Evidence & guidelines

European League Against Rheumatism recommendations on vaccination in adult patients with autoimmune inflammatory rheumatic diseases summarise consensus on prevention, and pharmacovigilance reports such as the tuberculosis-infliximab association shaped pre-treatment screening practice. These are cited as reference points on how the field frames infection prevention, not as directives for any individual.

History

The early association between infliximab and tuberculosis reactivation, reported through pharmacovigilance, alerted the field to reactivation risk with biologic therapy and led to routine latent-tuberculosis screening before such treatment.
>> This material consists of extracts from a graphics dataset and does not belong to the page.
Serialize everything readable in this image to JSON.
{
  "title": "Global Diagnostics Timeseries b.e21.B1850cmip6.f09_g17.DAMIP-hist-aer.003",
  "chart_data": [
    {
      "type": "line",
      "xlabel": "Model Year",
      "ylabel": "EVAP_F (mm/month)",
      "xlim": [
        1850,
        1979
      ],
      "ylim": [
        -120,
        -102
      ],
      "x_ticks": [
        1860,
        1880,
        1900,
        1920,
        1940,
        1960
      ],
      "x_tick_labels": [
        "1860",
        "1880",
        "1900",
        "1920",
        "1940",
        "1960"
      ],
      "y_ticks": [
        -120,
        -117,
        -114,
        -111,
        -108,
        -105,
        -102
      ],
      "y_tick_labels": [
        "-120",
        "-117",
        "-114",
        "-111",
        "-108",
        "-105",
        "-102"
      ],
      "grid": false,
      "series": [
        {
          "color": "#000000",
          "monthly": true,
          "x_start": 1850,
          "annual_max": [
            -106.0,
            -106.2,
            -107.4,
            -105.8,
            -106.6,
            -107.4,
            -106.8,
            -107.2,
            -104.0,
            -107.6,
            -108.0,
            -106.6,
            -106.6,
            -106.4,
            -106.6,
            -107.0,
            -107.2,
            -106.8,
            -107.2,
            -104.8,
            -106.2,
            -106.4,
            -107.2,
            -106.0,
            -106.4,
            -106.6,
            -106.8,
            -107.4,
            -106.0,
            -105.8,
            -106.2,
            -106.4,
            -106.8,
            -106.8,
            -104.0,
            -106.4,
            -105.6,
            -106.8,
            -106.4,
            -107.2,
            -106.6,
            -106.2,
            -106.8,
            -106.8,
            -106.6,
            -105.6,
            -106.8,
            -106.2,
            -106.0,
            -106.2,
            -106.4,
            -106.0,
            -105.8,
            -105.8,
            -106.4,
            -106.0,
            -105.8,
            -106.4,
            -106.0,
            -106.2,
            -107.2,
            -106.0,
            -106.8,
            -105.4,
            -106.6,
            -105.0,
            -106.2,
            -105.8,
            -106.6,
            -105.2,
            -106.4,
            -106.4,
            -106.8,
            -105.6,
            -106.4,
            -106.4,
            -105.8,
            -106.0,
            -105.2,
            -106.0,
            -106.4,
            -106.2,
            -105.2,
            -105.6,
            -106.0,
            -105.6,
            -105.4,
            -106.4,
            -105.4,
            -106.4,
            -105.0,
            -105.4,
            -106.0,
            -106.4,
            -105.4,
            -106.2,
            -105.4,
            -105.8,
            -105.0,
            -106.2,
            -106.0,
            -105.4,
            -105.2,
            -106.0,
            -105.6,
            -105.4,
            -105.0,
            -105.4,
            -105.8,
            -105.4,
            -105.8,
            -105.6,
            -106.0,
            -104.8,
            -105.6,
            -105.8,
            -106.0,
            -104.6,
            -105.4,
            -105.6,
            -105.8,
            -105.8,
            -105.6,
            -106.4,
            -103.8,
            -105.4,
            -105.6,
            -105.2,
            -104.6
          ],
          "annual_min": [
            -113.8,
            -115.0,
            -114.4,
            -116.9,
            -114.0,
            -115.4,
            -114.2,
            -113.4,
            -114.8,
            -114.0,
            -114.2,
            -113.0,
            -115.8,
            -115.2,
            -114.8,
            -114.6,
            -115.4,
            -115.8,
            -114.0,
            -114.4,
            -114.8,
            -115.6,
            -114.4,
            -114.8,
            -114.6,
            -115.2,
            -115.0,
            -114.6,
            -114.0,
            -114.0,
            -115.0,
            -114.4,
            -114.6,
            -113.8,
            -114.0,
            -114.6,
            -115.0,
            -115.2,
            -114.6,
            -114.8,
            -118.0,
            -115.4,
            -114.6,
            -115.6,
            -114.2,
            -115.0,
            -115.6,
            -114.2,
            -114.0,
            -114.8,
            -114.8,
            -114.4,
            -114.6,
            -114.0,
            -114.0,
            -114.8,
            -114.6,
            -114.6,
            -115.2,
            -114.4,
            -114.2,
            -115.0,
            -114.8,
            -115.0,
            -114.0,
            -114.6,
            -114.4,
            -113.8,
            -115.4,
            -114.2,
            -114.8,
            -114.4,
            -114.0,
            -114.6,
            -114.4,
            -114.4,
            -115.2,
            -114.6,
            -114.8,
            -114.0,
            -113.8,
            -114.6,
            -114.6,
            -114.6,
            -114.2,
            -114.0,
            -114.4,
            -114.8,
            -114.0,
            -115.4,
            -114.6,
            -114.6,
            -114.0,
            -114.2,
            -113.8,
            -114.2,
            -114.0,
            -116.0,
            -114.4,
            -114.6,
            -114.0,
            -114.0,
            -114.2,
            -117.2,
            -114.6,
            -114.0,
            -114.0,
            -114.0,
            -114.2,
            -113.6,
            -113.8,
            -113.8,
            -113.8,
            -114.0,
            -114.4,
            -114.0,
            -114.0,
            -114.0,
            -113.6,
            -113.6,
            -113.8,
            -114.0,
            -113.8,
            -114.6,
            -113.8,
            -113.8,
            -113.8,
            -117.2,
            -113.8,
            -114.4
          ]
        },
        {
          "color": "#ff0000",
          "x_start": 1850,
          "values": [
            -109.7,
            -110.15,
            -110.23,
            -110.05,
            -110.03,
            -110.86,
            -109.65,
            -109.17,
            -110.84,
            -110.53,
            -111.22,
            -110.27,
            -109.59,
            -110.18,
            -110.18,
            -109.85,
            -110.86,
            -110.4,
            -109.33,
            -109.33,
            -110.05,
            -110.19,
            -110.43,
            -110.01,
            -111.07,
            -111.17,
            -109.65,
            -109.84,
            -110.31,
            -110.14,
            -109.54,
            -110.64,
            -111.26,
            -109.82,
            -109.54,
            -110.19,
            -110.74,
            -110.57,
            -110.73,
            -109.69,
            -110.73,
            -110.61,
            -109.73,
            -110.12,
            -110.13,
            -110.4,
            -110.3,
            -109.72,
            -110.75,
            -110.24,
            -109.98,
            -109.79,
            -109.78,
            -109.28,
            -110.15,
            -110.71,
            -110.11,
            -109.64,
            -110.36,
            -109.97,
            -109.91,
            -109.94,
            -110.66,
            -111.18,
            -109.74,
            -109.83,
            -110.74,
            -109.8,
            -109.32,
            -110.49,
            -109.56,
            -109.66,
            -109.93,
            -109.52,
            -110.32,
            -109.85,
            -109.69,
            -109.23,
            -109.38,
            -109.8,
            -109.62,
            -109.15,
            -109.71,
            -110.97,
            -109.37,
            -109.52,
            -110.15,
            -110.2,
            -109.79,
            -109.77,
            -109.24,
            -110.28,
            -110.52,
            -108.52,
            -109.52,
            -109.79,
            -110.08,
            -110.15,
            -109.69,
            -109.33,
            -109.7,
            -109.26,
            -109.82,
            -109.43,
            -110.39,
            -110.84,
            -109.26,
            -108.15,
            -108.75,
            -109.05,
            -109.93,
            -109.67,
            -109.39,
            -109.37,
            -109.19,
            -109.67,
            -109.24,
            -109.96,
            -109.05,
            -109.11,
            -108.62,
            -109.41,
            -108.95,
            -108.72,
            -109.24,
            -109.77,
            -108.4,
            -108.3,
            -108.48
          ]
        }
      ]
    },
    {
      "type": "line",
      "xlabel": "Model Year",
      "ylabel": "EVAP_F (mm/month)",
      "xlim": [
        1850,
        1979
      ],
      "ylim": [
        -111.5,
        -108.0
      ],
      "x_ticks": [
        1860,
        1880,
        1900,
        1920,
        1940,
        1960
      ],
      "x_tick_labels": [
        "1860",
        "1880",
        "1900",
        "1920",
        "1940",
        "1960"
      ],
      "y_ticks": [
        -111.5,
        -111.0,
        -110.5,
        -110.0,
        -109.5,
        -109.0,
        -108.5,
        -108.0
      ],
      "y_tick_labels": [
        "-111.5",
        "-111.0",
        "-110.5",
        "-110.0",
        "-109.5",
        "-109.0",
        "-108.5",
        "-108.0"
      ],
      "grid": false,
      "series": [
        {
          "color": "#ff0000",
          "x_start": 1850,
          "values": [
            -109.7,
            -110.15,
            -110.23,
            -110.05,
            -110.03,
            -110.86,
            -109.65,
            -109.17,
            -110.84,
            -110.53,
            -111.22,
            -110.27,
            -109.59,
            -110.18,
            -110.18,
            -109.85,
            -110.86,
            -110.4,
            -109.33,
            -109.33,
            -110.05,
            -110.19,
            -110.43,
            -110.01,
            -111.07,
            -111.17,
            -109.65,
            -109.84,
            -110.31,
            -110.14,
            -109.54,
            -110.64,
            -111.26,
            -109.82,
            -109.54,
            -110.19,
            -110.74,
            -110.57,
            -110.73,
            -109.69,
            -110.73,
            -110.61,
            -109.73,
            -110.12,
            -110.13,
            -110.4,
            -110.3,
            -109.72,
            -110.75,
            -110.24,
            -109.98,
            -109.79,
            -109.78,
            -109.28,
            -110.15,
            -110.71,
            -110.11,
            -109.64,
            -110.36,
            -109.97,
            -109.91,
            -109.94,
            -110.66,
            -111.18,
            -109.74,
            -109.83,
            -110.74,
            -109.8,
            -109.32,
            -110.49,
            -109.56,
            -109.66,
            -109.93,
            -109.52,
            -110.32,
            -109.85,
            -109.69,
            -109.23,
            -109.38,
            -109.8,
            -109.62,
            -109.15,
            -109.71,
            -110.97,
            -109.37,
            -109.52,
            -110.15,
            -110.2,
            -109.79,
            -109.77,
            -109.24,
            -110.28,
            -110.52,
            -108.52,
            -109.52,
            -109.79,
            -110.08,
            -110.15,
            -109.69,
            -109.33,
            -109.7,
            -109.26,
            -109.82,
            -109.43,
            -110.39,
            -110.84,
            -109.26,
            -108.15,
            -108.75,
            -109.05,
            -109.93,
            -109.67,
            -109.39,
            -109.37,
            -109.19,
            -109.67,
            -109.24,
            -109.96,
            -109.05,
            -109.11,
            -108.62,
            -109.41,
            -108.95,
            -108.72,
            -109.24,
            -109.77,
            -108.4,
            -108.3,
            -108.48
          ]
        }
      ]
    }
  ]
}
In parallel, vaccination in immunosuppressed rheumatic patients was systematised through successive European League Against Rheumatism recommendations.

Debates

How should live vaccines be handled under immunosuppression?: The safety and timing of live vaccines in patients receiving immunosuppressive or biologic therapy remain a nuanced question that vaccination recommendations address with caution, balancing infection prevention against theoretical risks.

Seminal works

keane-2001
vanassen-2011
furer-2020

Frequently asked questions

Why are patients with rheumatic disease at higher risk of infection?: Both the disease's immune dysregulation and the immunosuppressive therapies used to control it impair host defence, increasing susceptibility to common, opportunistic, and reactivation infections.
Why is tuberculosis screening done before starting some biologics?: Tumour-necrosis-factor inhibitors are associated with reactivation of latent tuberculosis, so screening for latent infection before starting such therapy became standard practice after this risk was recognised.